Extracting taxonomy information from metadata


Introduction to extract_taxonomy

There are an unnecessarily large number of sequence header/metadata formats and most of them are specific to a particular database. This makes it difficult to compare and combine data from diverse sources. Rather than exacerbating the syntactic pollution with another custom format or creating a parser for every database-specific format, the function extract_taxonomy parses taxonomy information from arbitrary characters strings (e.g. sequence headers) identified by a regex expression. Although the motivation for creating extract_taxonomy is to parse FASTA sequence headers, the function is not specific to FASTA or even to sequence information, so I will use the word “sample” instead of “sequence header” from now on. Any list of strings that contain identity and taxonomy information of a set of “samples” is valid.

The function communicates with online databases (principally implemented using taxize) to infer missing information from information supplied.
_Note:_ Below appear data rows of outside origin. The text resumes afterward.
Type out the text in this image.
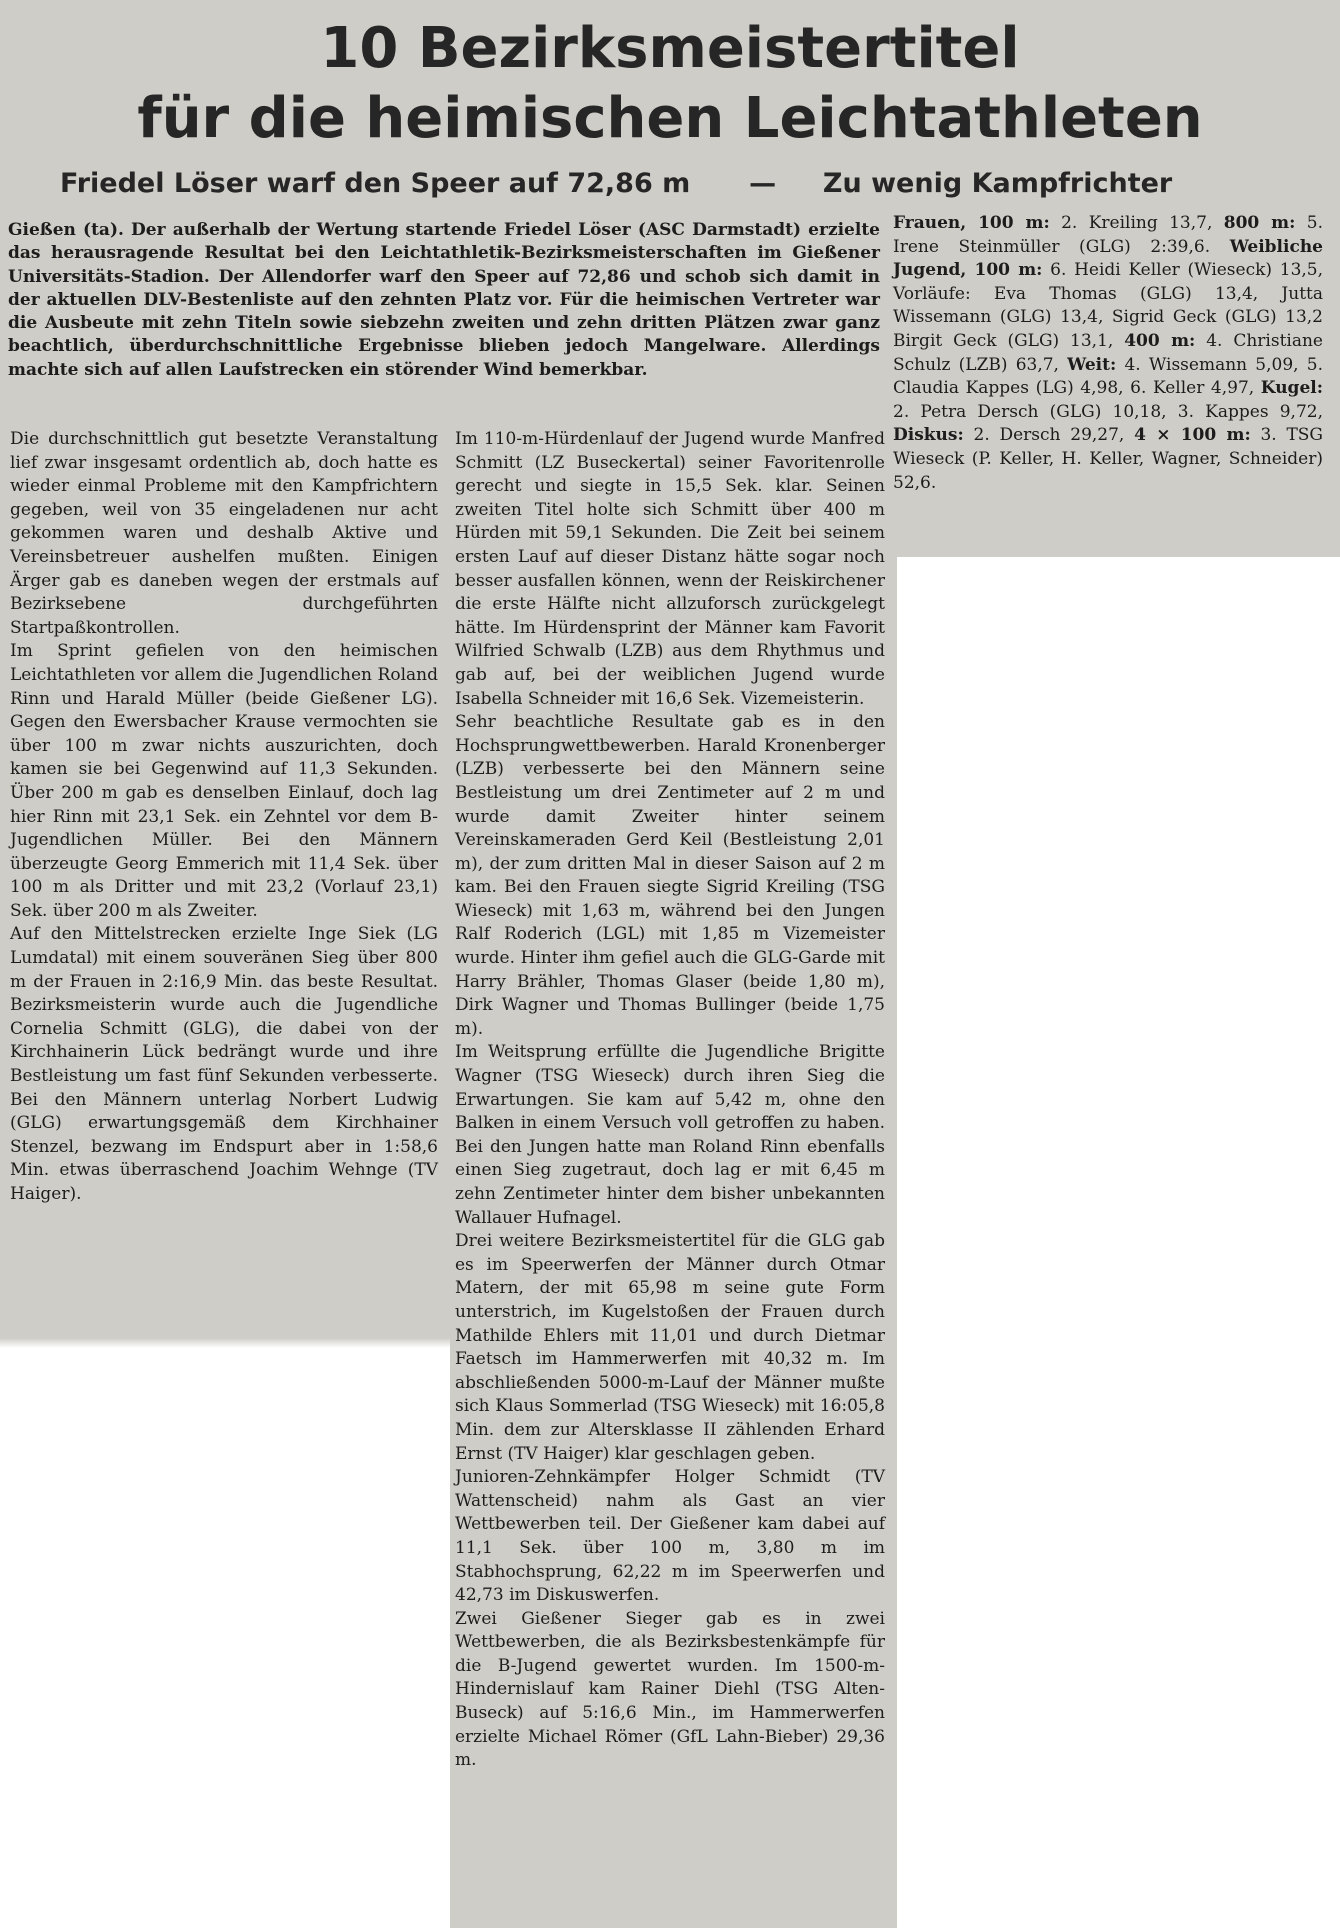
10 Bezirksmeistertitel
für die heimischen Leichtathleten
Friedel Löser warf den Speer auf 72,86 m — Zu wenig Kampfrichter

Gießen (ta). Der außerhalb der Wertung startende Friedel Löser (ASC Darmstadt) erzielte das herausragende Resultat bei den Leichtathletik-Bezirksmeisterschaften im Gießener Universitäts-Stadion. Der Allendorfer warf den Speer auf 72,86 und schob sich damit in der aktuellen DLV-Bestenliste auf den zehnten Platz vor. Für die heimischen Vertreter war die Ausbeute mit zehn Titeln sowie siebzehn zweiten und zehn dritten Plätzen zwar ganz beachtlich, überdurchschnittliche Ergebnisse blieben jedoch Mangelware. Allerdings machte sich auf allen Laufstrecken ein störender Wind bemerkbar.

Die durchschnittlich gut besetzte Veranstaltung lief zwar insgesamt ordentlich ab, doch hatte es wieder einmal Probleme mit den Kampfrichtern gegeben, weil von 35 eingeladenen nur acht gekommen waren und deshalb Aktive und Vereinsbetreuer aushelfen mußten. Einigen Ärger gab es daneben wegen der erstmals auf Bezirksebene durchgeführten Startpaßkontrollen.

Im Sprint gefielen von den heimischen Leichtathleten vor allem die Jugendlichen Roland Rinn und Harald Müller (beide Gießener LG). Gegen den Ewersbacher Krause vermochten sie über 100 m zwar nichts auszurichten, doch kamen sie bei Gegenwind auf 11,3 Sekunden. Über 200 m gab es denselben Einlauf, doch lag hier Rinn mit 23,1 Sek. ein Zehntel vor dem B-Jugendlichen Müller. Bei den Männern überzeugte Georg Emmerich mit 11,4 Sek. über 100 m als Dritter und mit 23,2 (Vorlauf 23,1) Sek. über 200 m als Zweiter.

Auf den Mittelstrecken erzielte Inge Siek (LG Lumdatal) mit einem souveränen Sieg über 800 m der Frauen in 2:16,9 Min. das beste Resultat. Bezirksmeisterin wurde auch die Jugendliche Cornelia Schmitt (GLG), die dabei von der Kirchhainerin Lück bedrängt wurde und ihre Bestleistung um fast fünf Sekunden verbesserte. Bei den Männern unterlag Norbert Ludwig (GLG) erwartungsgemäß dem Kirchhainer Stenzel, bezwang im Endspurt aber in 1:58,6 Min. etwas überraschend Joachim Wehnge (TV Haiger).

Im 110-m-Hürdenlauf der Jugend wurde Manfred Schmitt (LZ Buseckertal) seiner Favoritenrolle gerecht und siegte in 15,5 Sek. klar. Seinen zweiten Titel holte sich Schmitt über 400 m Hürden mit 59,1 Sekunden. Die Zeit bei seinem ersten Lauf auf dieser Distanz hätte sogar noch besser ausfallen können, wenn der Reiskirchener die erste Hälfte nicht allzuforsch zurückgelegt hätte. Im Hürdensprint der Männer kam Favorit Wilfried Schwalb (LZB) aus dem Rhythmus und gab auf, bei der weiblichen Jugend wurde Isabella Schneider mit 16,6 Sek. Vizemeisterin.

Sehr beachtliche Resultate gab es in den Hochsprungwettbewerben. Harald Kronenberger (LZB) verbesserte bei den Männern seine Bestleistung um drei Zentimeter auf 2 m und wurde damit Zweiter hinter seinem Vereinskameraden Gerd Keil (Bestleistung 2,01 m), der zum dritten Mal in dieser Saison auf 2 m kam. Bei den Frauen siegte Sigrid Kreiling (TSG Wieseck) mit 1,63 m, während bei den Jungen Ralf Roderich (LGL) mit 1,85 m Vizemeister wurde. Hinter ihm gefiel auch die GLG-Garde mit Harry Brähler, Thomas Glaser (beide 1,80 m), Dirk Wagner und Thomas Bullinger (beide 1,75 m).

Im Weitsprung erfüllte die Jugendliche Brigitte Wagner (TSG Wieseck) durch ihren Sieg die Erwartungen. Sie kam auf 5,42 m, ohne den Balken in einem Versuch voll getroffen zu haben. Bei den Jungen hatte man Roland Rinn ebenfalls einen Sieg zugetraut, doch lag er mit 6,45 m zehn Zentimeter hinter dem bisher unbekannten Wallauer Hufnagel.

Drei weitere Bezirksmeistertitel für die GLG gab es im Speerwerfen der Männer durch Otmar Matern, der mit 65,98 m seine gute Form unterstrich, im Kugelstoßen der Frauen durch Mathilde Ehlers mit 11,01 und durch Dietmar Faetsch im Hammerwerfen mit 40,32 m. Im abschließenden 5000-m-Lauf der Männer mußte sich Klaus Sommerlad (TSG Wieseck) mit 16:05,8 Min. dem zur Altersklasse II zählenden Erhard Ernst (TV Haiger) klar geschlagen geben.

Junioren-Zehnkämpfer Holger Schmidt (TV Wattenscheid) nahm als Gast an vier Wettbewerben teil. Der Gießener kam dabei auf 11,1 Sek. über 100 m, 3,80 m im Stabhochsprung, 62,22 m im Speerwerfen und 42,73 im Diskuswerfen.

Zwei Gießener Sieger gab es in zwei Wettbewerben, die als Bezirksbestenkämpfe für die B-Jugend gewertet wurden. Im 1500-m-Hindernislauf kam Rainer Diehl (TSG Alten-Buseck) auf 5:16,6 Min., im Hammerwerfen erzielte Michael Römer (GfL Lahn-Bieber) 29,36 m.

Frauen, 100 m: 2. Kreiling 13,7, 800 m: 5. Irene Steinmüller (GLG) 2:39,6. Weibliche Jugend, 100 m: 6. Heidi Keller (Wieseck) 13,5, Vorläufe: Eva Thomas (GLG) 13,4, Jutta Wissemann (GLG) 13,4, Sigrid Geck (GLG) 13,2 Birgit Geck (GLG) 13,1, 400 m: 4. Christiane Schulz (LZB) 63,7, Weit: 4. Wissemann 5,09, 5. Claudia Kappes (LG) 4,98, 6. Keller 4,97, Kugel: 2. Petra Dersch (GLG) 10,18, 3. Kappes 9,72, Diskus: 2. Dersch 29,27, 4 × 100 m: 3. TSG Wieseck (P. Keller, H. Keller, Wagner, Schneider) 52,6.
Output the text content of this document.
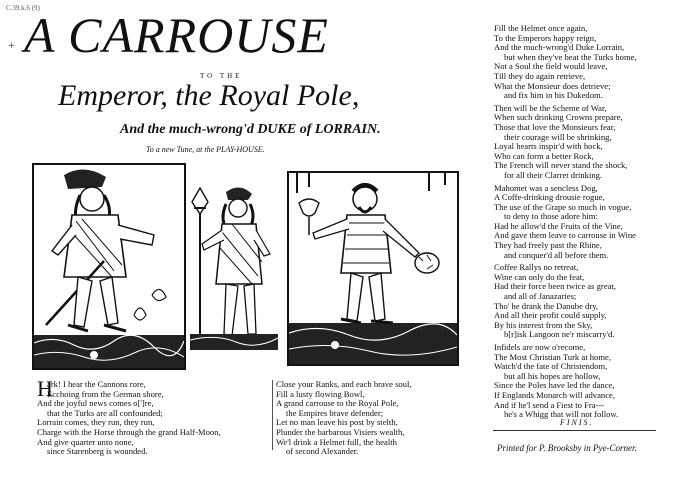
C.39.k.6 (9)
+ A CARROUSE
TO THE
Emperor, the Royal Pole,
And the much-wrong'd DUKE of LORRAIN.
To a new Tune, at the PLAY-HOUSE.
H
ark! I hear the Cannons rore,
Ecchoing from the German shore,
And the joyful news comes o[']re,
that the Turks are all confounded;
Lorrain comes, they run, they run,
Charge with the Horse through the grand Half-Moon,
And give quarter unto none,
since Starenberg is wounded.
Close your Ranks, and each brave soul,
Fill a lusty flowing Bowl,
A grand carrouse to the Royal Pole,
the Empires brave defender;
Let no man leave his post by stelth,
Plunder the barbarous Visiers wealth,
We'l drink a Helmet full, the health
of second Alexander.
Fill the Helmet once again,
To the Emperors happy reign,
And the much-wrong'd Duke Lorrain,
but when they've beat the Turks home,
Not a Soul the field would leave,
Till they do again retrieve,
What the Monsieur does detrieve;
and fix him in his Dukedom.
Then will be the Scheme of War,
When such drinking Crowns prepare,
Those that love the Monsieurs fear,
their courage will be shrinking,
Loyal hearts inspir'd with hock,
Who can form a better Rock,
The French will never stand the shock,
for all their Clarret drinking.
Mahomet was a sencless Dog,
A Coffe-drinking drousie rogue,
The use of the Grape so much in vogue,
to deny to those adore him:
Had he allow'd the Fruits of the Vine,
And gave them leave to carrouse in Wine
They had freely past the Rhine,
and conquer'd all before them.
Coffee Rallys no retreat,
Wine can only do the feat,
Had their force been twice as great,
and all of Janazaries;
Tho' he drank the Danube dry,
And all their profit could supply,
By his interest from the Sky,
b[r]isk Langoon ne'r miscarry'd.
Infidels are now o'recome,
The Most Christian Turk at home,
Watch'd the fate of Christendom,
but all his hopes are hollow,
Since the Poles have led the dance,
If Englands Monarch will advance,
And if he'l send a Fiest to Fra---
he's a Whigg that will not follow.
FINIS.
Printed for P. Brooksby in Pye-Corner.
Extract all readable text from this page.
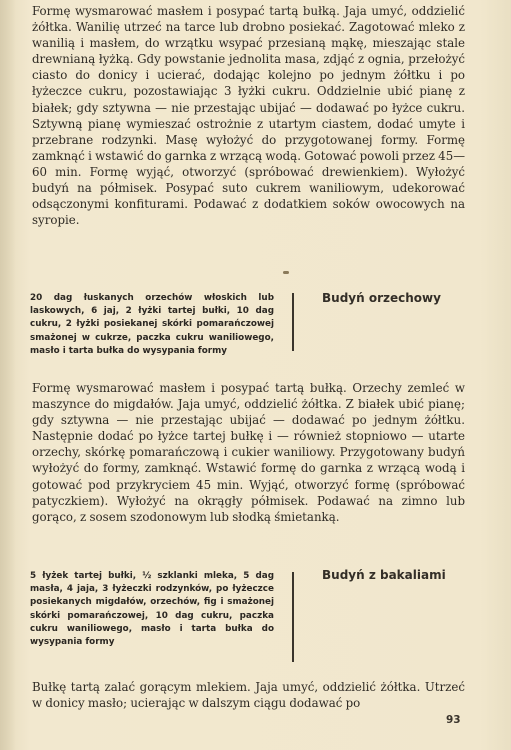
Formę wysmarować masłem i posypać tartą bułką. Jaja umyć, oddzielić żółtka. Wanilię utrzeć na tarce lub drobno posiekać. Zagotować mleko z wanilią i masłem, do wrzątku wsypać przesianą mąkę, mieszając stale drewnianą łyżką. Gdy powstanie jednolita masa, zdjąć z ognia, przełożyć ciasto do donicy i ucierać, dodając kolejno po jednym żółtku i po łyżeczce cukru, pozostawiając 3 łyżki cukru. Oddzielnie ubić pianę z białek; gdy sztywna — nie przestając ubijać — dodawać po łyżce cukru. Sztywną pianę wymieszać ostrożnie z utartym ciastem, dodać umyte i przebrane rodzynki. Masę wyłożyć do przygotowanej formy. Formę zamknąć i wstawić do garnka z wrzącą wodą. Gotować powoli przez 45—60 min. Formę wyjąć, otworzyć (spróbować drewienkiem). Wyłożyć budyń na półmisek. Posypać suto cukrem waniliowym, udekorować odsączonymi konfiturami. Podawać z dodatkiem soków owocowych na syropie.

20 dag łuskanych orzechów włoskich lub laskowych, 6 jaj, 2 łyżki tartej bułki, 10 dag cukru, 2 łyżki posiekanej skórki pomarańczowej smażonej w cukrze, paczka cukru waniliowego, masło i tarta bułka do wysypania formy

Budyń orzechowy

Formę wysmarować masłem i posypać tartą bułką. Orzechy zemleć w maszynce do migdałów. Jaja umyć, oddzielić żółtka. Z białek ubić pianę; gdy sztywna — nie przestając ubijać — dodawać po jednym żółtku. Następnie dodać po łyżce tartej bułkę i — również stopniowo — utarte orzechy, skórkę pomarańczową i cukier waniliowy. Przygotowany budyń wyłożyć do formy, zamknąć. Wstawić formę do garnka z wrzącą wodą i gotować pod przykryciem 45 min. Wyjąć, otworzyć formę (spróbować patyczkiem). Wyłożyć na okrągły półmisek. Podawać na zimno lub gorąco, z sosem szodonowym lub słodką śmietanką.

5 łyżek tartej bułki, ½ szklanki mleka, 5 dag masła, 4 jaja, 3 łyżeczki rodzynków, po łyżeczce posiekanych migdałów, orzechów, fig i smażonej skórki pomarańczowej, 10 dag cukru, paczka cukru waniliowego, masło i tarta bułka do wysypania formy

Budyń z bakaliami

Bułkę tartą zalać gorącym mlekiem. Jaja umyć, oddzielić żółtka. Utrzeć w donicy masło; ucierając w dalszym ciągu dodawać po

93
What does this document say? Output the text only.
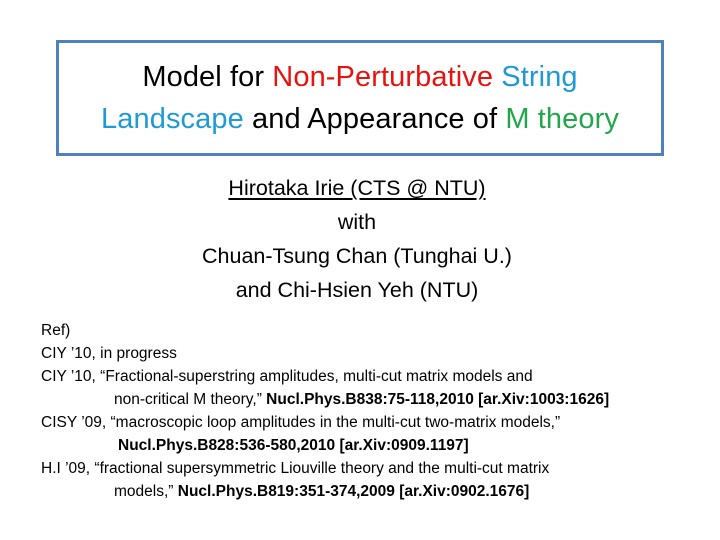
Model for Non-Perturbative String
Landscape and Appearance of M theory
Hirotaka Irie (CTS @ NTU)
with
Chuan-Tsung Chan (Tunghai U.)
and Chi-Hsien Yeh (NTU)
Ref)
CIY ’10, in progress
CIY ’10, “Fractional-superstring amplitudes, multi-cut matrix models and
non-critical M theory,” Nucl.Phys.B838:75-118,2010 [ar.Xiv:1003:1626]
CISY ’09, “macroscopic loop amplitudes in the multi-cut two-matrix models,”
Nucl.Phys.B828:536-580,2010 [ar.Xiv:0909.1197]
H.I ’09, “fractional supersymmetric Liouville theory and the multi-cut matrix
models,” Nucl.Phys.B819:351-374,2009 [ar.Xiv:0902.1676]
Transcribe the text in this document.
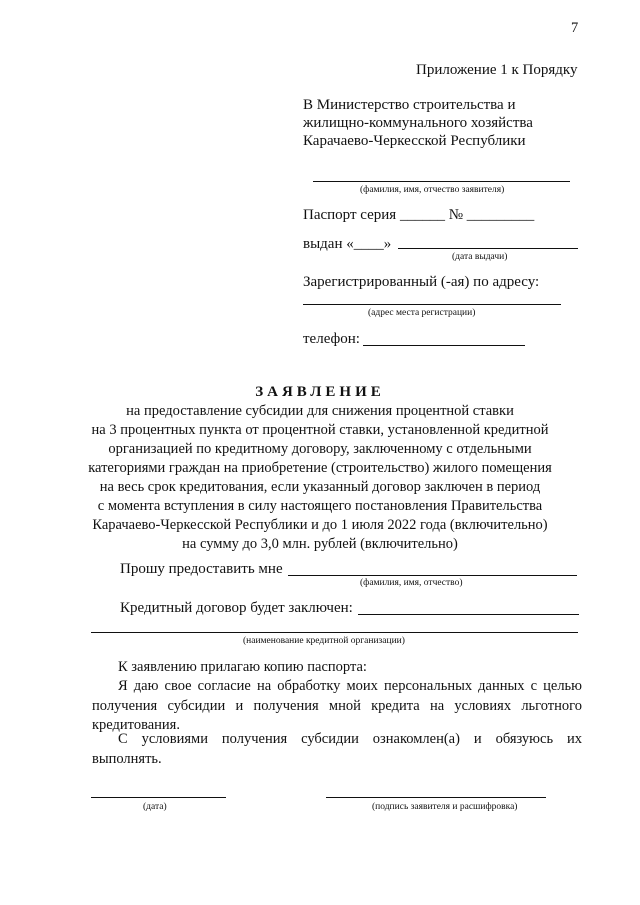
7
Приложение 1 к Порядку
В Министерство строительства и
жилищно-коммунального хозяйства
Карачаево-Черкесской Республики
(фамилия, имя, отчество заявителя)
Паспорт серия ______ № _________
выдан «____»
(дата выдачи)
Зарегистрированный (-ая) по адресу:
(адрес места регистрации)
телефон:
ЗАЯВЛЕНИЕ
на предоставление субсидии для снижения процентной ставки
на 3 процентных пункта от процентной ставки, установленной кредитной
организацией по кредитному договору, заключенному с отдельными
категориями граждан на приобретение (строительство) жилого помещения
на весь срок кредитования, если указанный договор заключен в период
с момента вступления в силу настоящего постановления Правительства
Карачаево-Черкесской Республики и до 1 июля 2022 года (включительно)
на сумму до 3,0 млн. рублей (включительно)
Прошу предоставить мне
(фамилия, имя, отчество)
Кредитный договор будет заключен:
(наименование кредитной организации)
К заявлению прилагаю копию паспорта:
Я даю свое согласие на обработку моих персональных данных с целью получения субсидии и получения мной кредита на условиях льготного кредитования.
С условиями получения субсидии ознакомлен(а) и обязуюсь их выполнять.
(дата)	(подпись заявителя и расшифровка)
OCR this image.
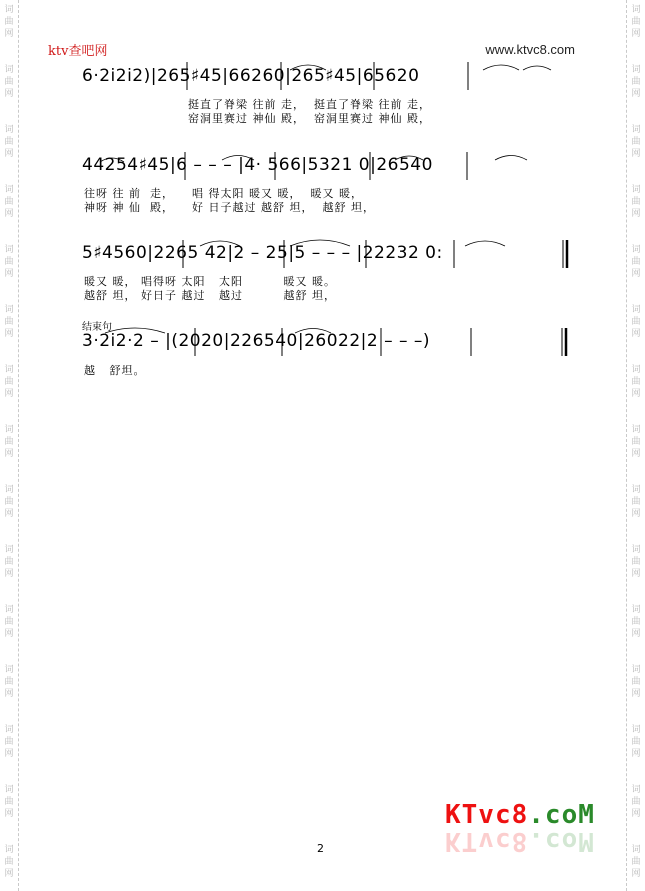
词
曲
网
词
曲
网
词
曲
网
词
曲
网
词
曲
网
词
曲
网
词
曲
网
词
曲
网
词
曲
网
词
曲
网
词
曲
网
词
曲
网
词
曲
网
词
曲
网
词
曲
网
词
曲
网
词
曲
网
词
曲
网
词
曲
网
词
曲
网
词
曲
网
词
曲
网
词
曲
网
词
曲
网
词
曲
网
词
曲
网
词
曲
网
词
曲
网
词
曲
网
词
曲
网
ktv查吧网	www.ktvc8.com
6·2i2i2)|265♯45|66260|265♯45|65620
挺直了脊梁 往前 走，  挺直了脊梁 往前 走，
窑洞里赛过 神仙 殿，  窑洞里赛过 神仙 殿，
44254♯45|6 – – – |4· 566|5321 0|26540
往呀 往 前  走，    唱 得太阳 暖又 暖，  暖又 暖，
神呀 神 仙  殿，    好 日子越过 越舒 坦，  越舒 坦，
5♯4560|2265 42|2 – 25|5 – – – |22232 0:
暖又 暖， 唱得呀 太阳   太阳         暖又 暖。
越舒 坦， 好日子 越过   越过         越舒 坦，
结束句
3·2i2·2 – |(2020|226540|26022|2 – – –)
越   舒坦。
2
KTvc8.coM
KTvc8.coM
For example, if a GenBank accession number was the only information available, the taxon id and classification would be retrieved from the NCBI databases. The output of extract_taxonomy consists of at least unique sample identifiers, unique taxon identifiers, and the tree structure of the taxonomy shared by all sequences. This is all the information needed to fully characterize the taxonomic classification of a set of sequences.

Input

There are three important arguments that will usually be relevant: regex, key, and database.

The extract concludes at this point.